Advances in technologies and experiment design aided those discoveries. In the classic studies, animals highly trained on a task were rewarded if they performed correctly—conditions that produced a robust RPE signal. But experiments involving more complex environments and tasks began to tell a different story. Not only can dopamine neurons respond to visual and movement cues, such studies showed, but they can activate in response to threats, according to recordings from neurons in the tail of the striatum in a study from a different lab. These cells do not respond to reward, the team found; instead, they seem to implement reinforcement learning to help mice avoid threatening stimuli. Other researchers have found that dopamine neurons in this brain region respond to “action prediction errors,” which helps support movements that are not linked to threat or reward.
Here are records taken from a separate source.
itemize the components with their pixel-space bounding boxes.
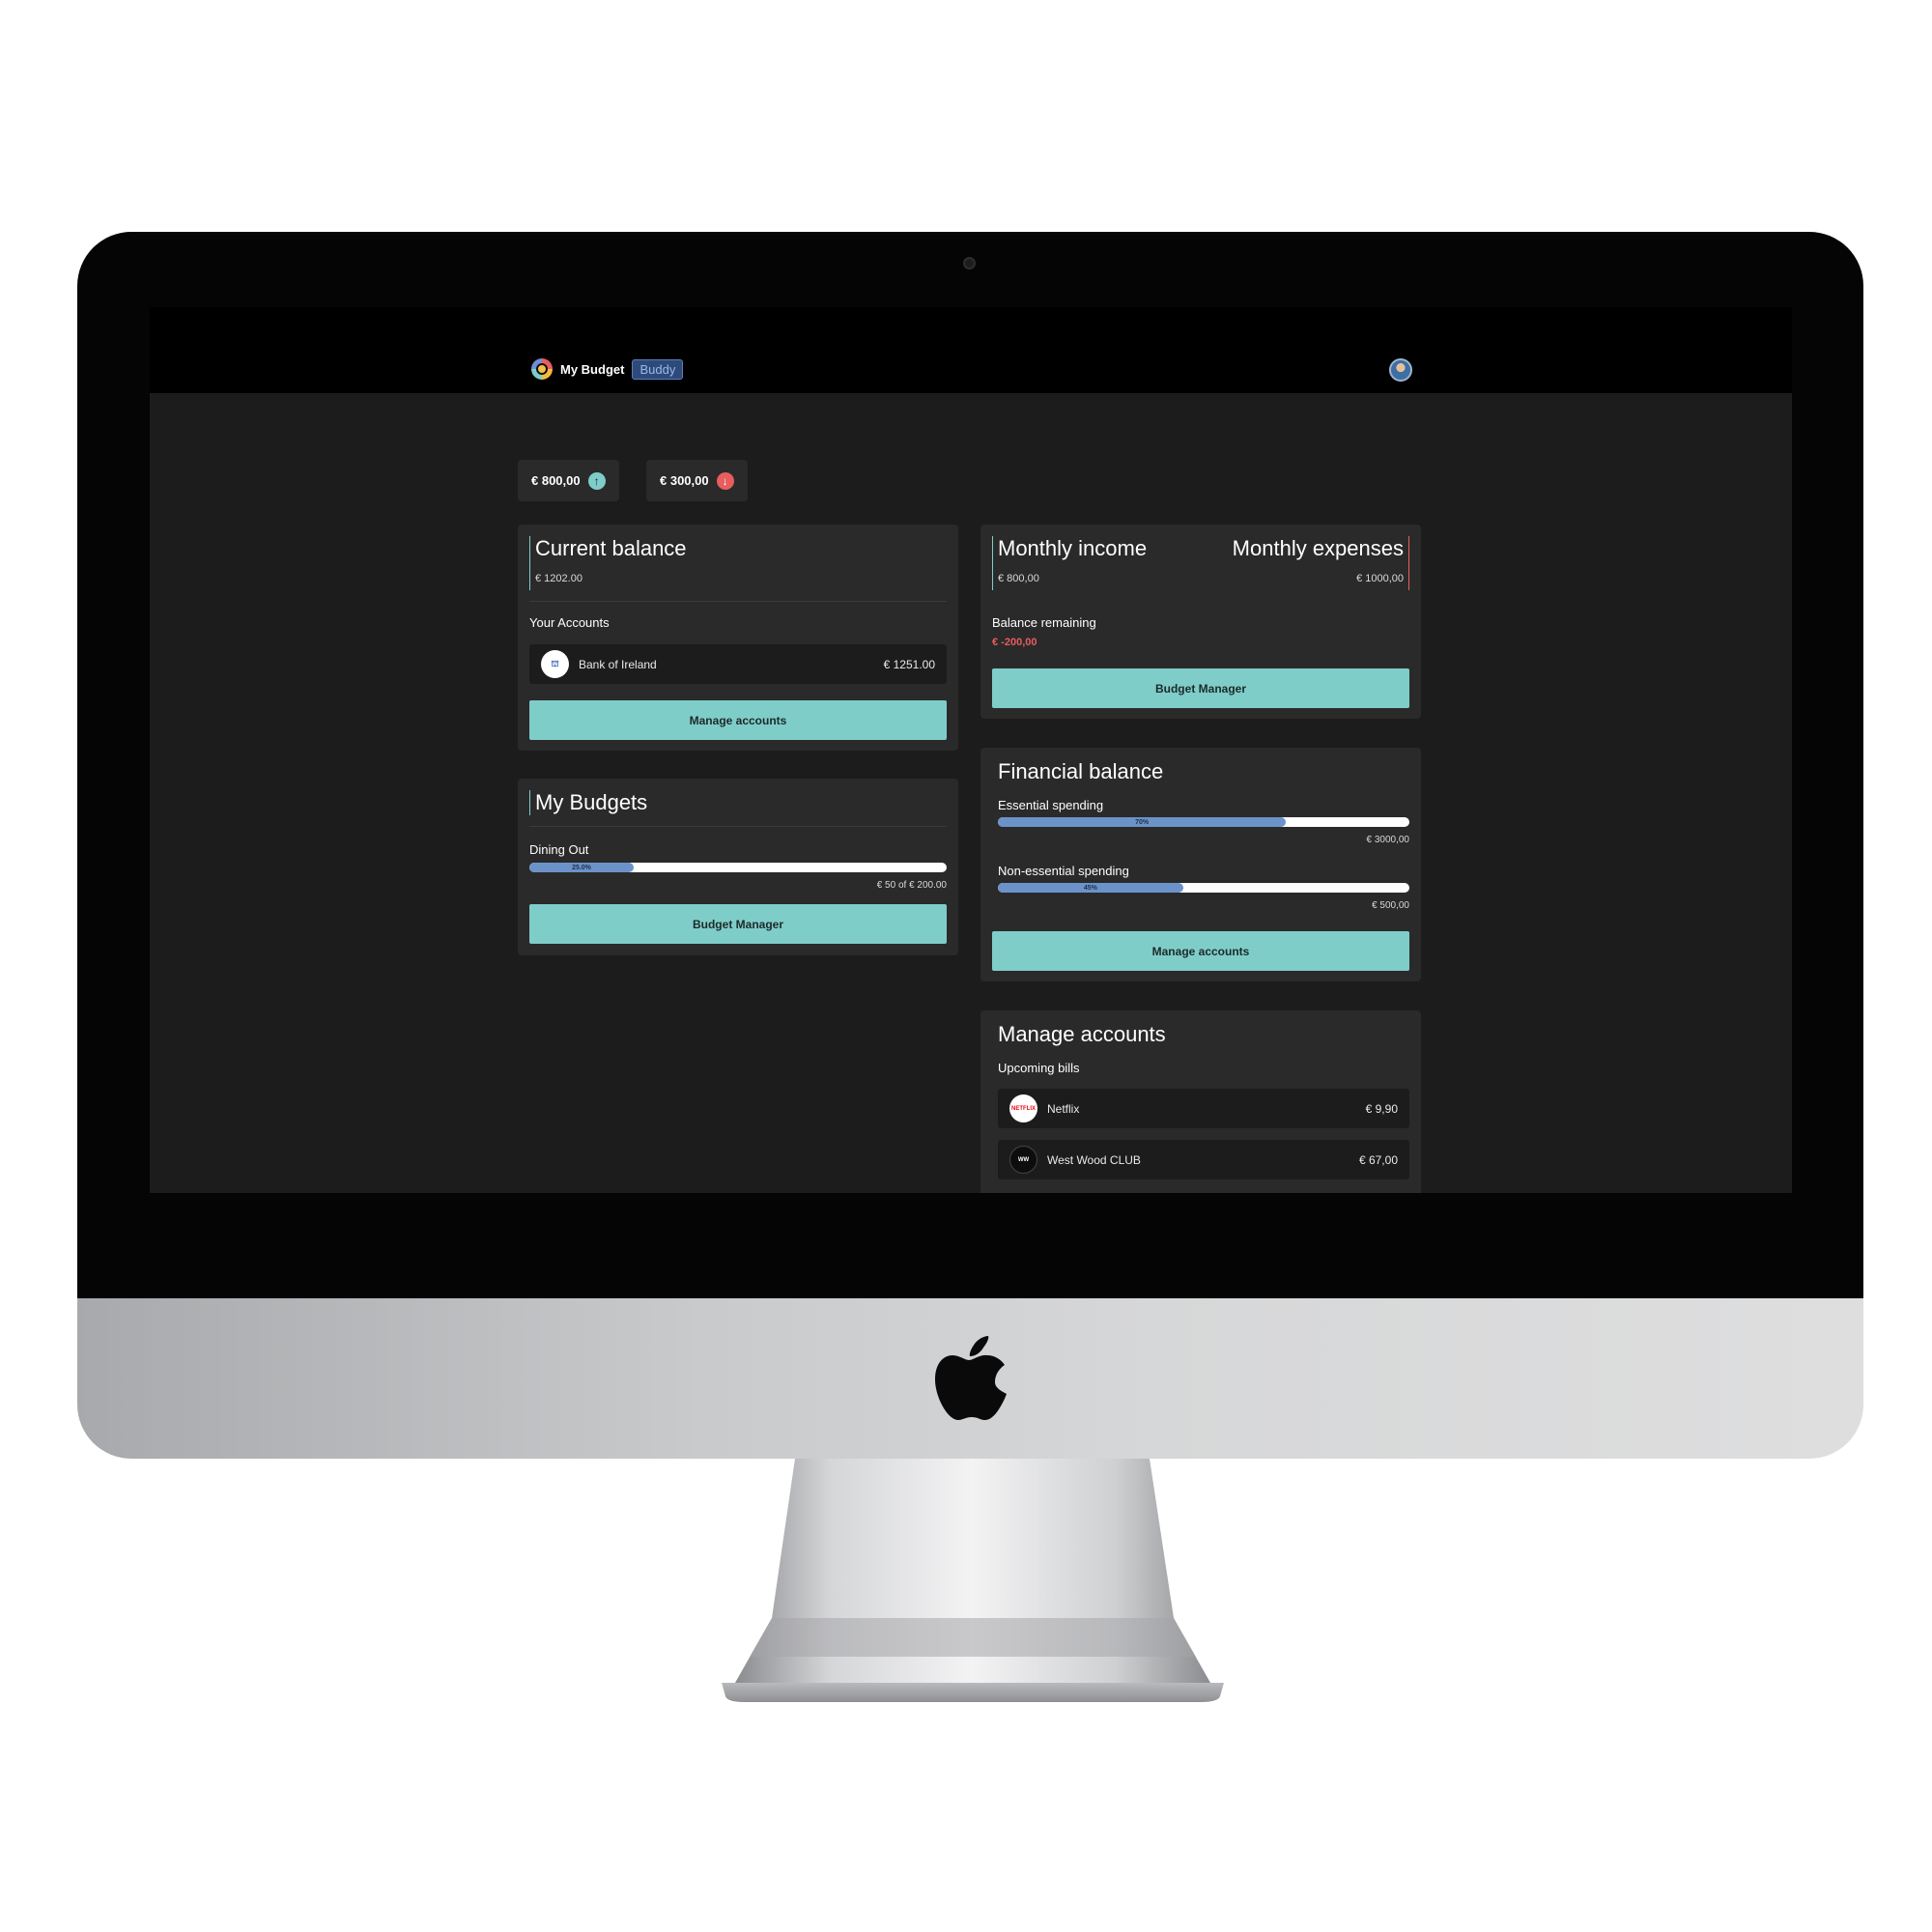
card-title: My Budgets (529, 790, 647, 815)
current-balance-header: Current balance € 1202.00 (529, 536, 687, 590)
essential-amount: € 3000,00 (1366, 835, 1410, 845)
manage-accounts-button[interactable]: Manage accounts (529, 700, 947, 740)
dashboard: € 800,00 ↑ € 300,00 ↓ Current balance € … (150, 393, 1792, 1193)
monitor-stand (722, 1459, 1224, 1702)
bill-name: Netflix (1047, 1101, 1080, 1116)
card-title: Manage accounts (998, 1022, 1166, 1046)
monthly-income: Monthly income € 800,00 (992, 536, 1147, 590)
essential-progress-bar: 70% (998, 817, 1409, 827)
budget-progress-bar: 25.0% (529, 863, 947, 872)
my-budgets-card: My Budgets Dining Out 25.0% € 50 of € 20… (518, 779, 958, 955)
screen-bottom-border (150, 1193, 1792, 1233)
budget-progress-fill: 25.0% (529, 863, 634, 872)
budget-manager-button[interactable]: Budget Manager (992, 668, 1409, 708)
account-amount: € 1251.00 (883, 657, 935, 671)
monthly-income-title: Monthly income (998, 536, 1148, 560)
monthly-expenses-title: Monthly expenses (1232, 536, 1404, 560)
expense-chip: € 300,00 ↓ (646, 460, 748, 501)
west-wood-club-logo-icon: WW (1009, 1146, 1037, 1174)
divider (529, 601, 947, 602)
bill-name: West Wood CLUB (1047, 1152, 1141, 1167)
balance-remaining-amount: € -200,00 (992, 637, 1037, 648)
upcoming-bills-label: Upcoming bills (998, 1061, 1080, 1075)
card-title: Current balance (535, 536, 687, 560)
upcoming-bills-card: Manage accounts Upcoming bills NETFLIX N… (980, 1010, 1421, 1193)
non-essential-spending-label: Non-essential spending (998, 864, 1129, 878)
non-essential-progress-fill: 45% (998, 883, 1183, 893)
card-title: Financial balance (998, 759, 1164, 783)
user-avatar-icon[interactable] (1389, 358, 1412, 382)
income-chip-amount: € 800,00 (531, 473, 581, 488)
budget-manager-button[interactable]: Budget Manager (529, 904, 947, 944)
netflix-logo-icon: NETFLIX (1009, 1094, 1037, 1122)
current-balance-amount: € 1202.00 (535, 573, 582, 584)
apple-logo-icon (935, 1336, 1007, 1420)
balance-remaining-label: Balance remaining (992, 615, 1096, 630)
non-essential-amount: € 500,00 (1372, 900, 1409, 911)
manage-accounts-button[interactable]: Manage accounts (992, 931, 1409, 971)
money-bag-icon (531, 358, 553, 380)
bank-of-ireland-logo-icon: ⛫ (541, 650, 569, 678)
monthly-income-amount: € 800,00 (998, 573, 1039, 584)
brand-badge: Buddy (632, 358, 684, 380)
account-row[interactable]: ⛫ Bank of Ireland € 1251.00 (529, 644, 947, 684)
monthly-card: Monthly income € 800,00 Monthly expenses… (980, 525, 1421, 719)
bill-row[interactable]: WW West Wood CLUB € 67,00 (998, 1140, 1409, 1179)
divider (529, 826, 947, 827)
current-balance-card: Current balance € 1202.00 Your Accounts … (518, 525, 958, 751)
brand[interactable]: My Budget Buddy (531, 358, 684, 380)
your-accounts-label: Your Accounts (529, 615, 610, 630)
bill-amount: € 9,90 (1365, 1101, 1398, 1116)
arrow-up-icon: ↑ (587, 471, 606, 490)
budget-caption: € 50 of € 200.00 (876, 880, 947, 891)
non-essential-progress-bar: 45% (998, 883, 1409, 893)
expense-chip-amount: € 300,00 (660, 473, 709, 488)
camera-icon (963, 257, 976, 270)
essential-progress-fill: 70% (998, 817, 1287, 827)
financial-balance-card: Financial balance Essential spending 70%… (980, 748, 1421, 981)
navbar: My Budget Buddy (150, 307, 1792, 393)
essential-spending-label: Essential spending (998, 798, 1104, 812)
arrow-down-icon: ↓ (716, 471, 734, 490)
bill-row[interactable]: NETFLIX Netflix € 9,90 (998, 1089, 1409, 1128)
monthly-expenses-amount: € 1000,00 (1356, 573, 1404, 584)
screen: My Budget Buddy € 800,00 ↑ € 300,00 ↓ Cu… (150, 307, 1792, 1233)
bill-amount: € 67,00 (1358, 1152, 1398, 1167)
budget-name: Dining Out (529, 842, 589, 857)
monthly-expenses: Monthly expenses € 1000,00 (1233, 536, 1409, 590)
brand-name: My Budget (560, 361, 625, 377)
account-name: Bank of Ireland (579, 657, 657, 671)
income-chip: € 800,00 ↑ (518, 460, 619, 501)
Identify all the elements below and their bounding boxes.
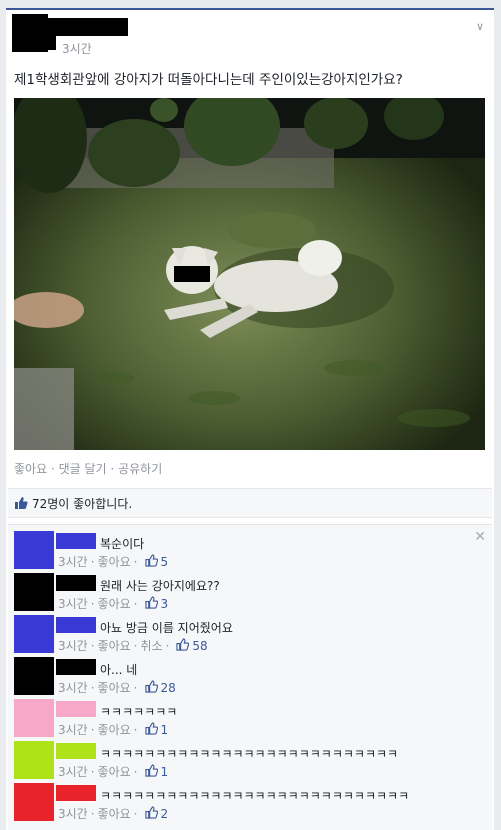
comment-text: 복순이다 xyxy=(100,537,145,551)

To reconcile that heterogeneity, some researchers propose that the dopamine system tackles each of these modalities independently. But no one dopamine neuron receives inputs from the entire brain, or information about all of the features of the world, Daw and his colleagues point out in their new paper. The adjustments they made to the RPE model lay out how individual dopamine neurons can be biased toward specific types of stimuli—such as threats or actions—yet still have the potential for a general RPE response: The input to each cell is limited, and so each cell is specialized in what it responds to. The activity of those cells as a population can then produce a full prediction error signal, the team suggests.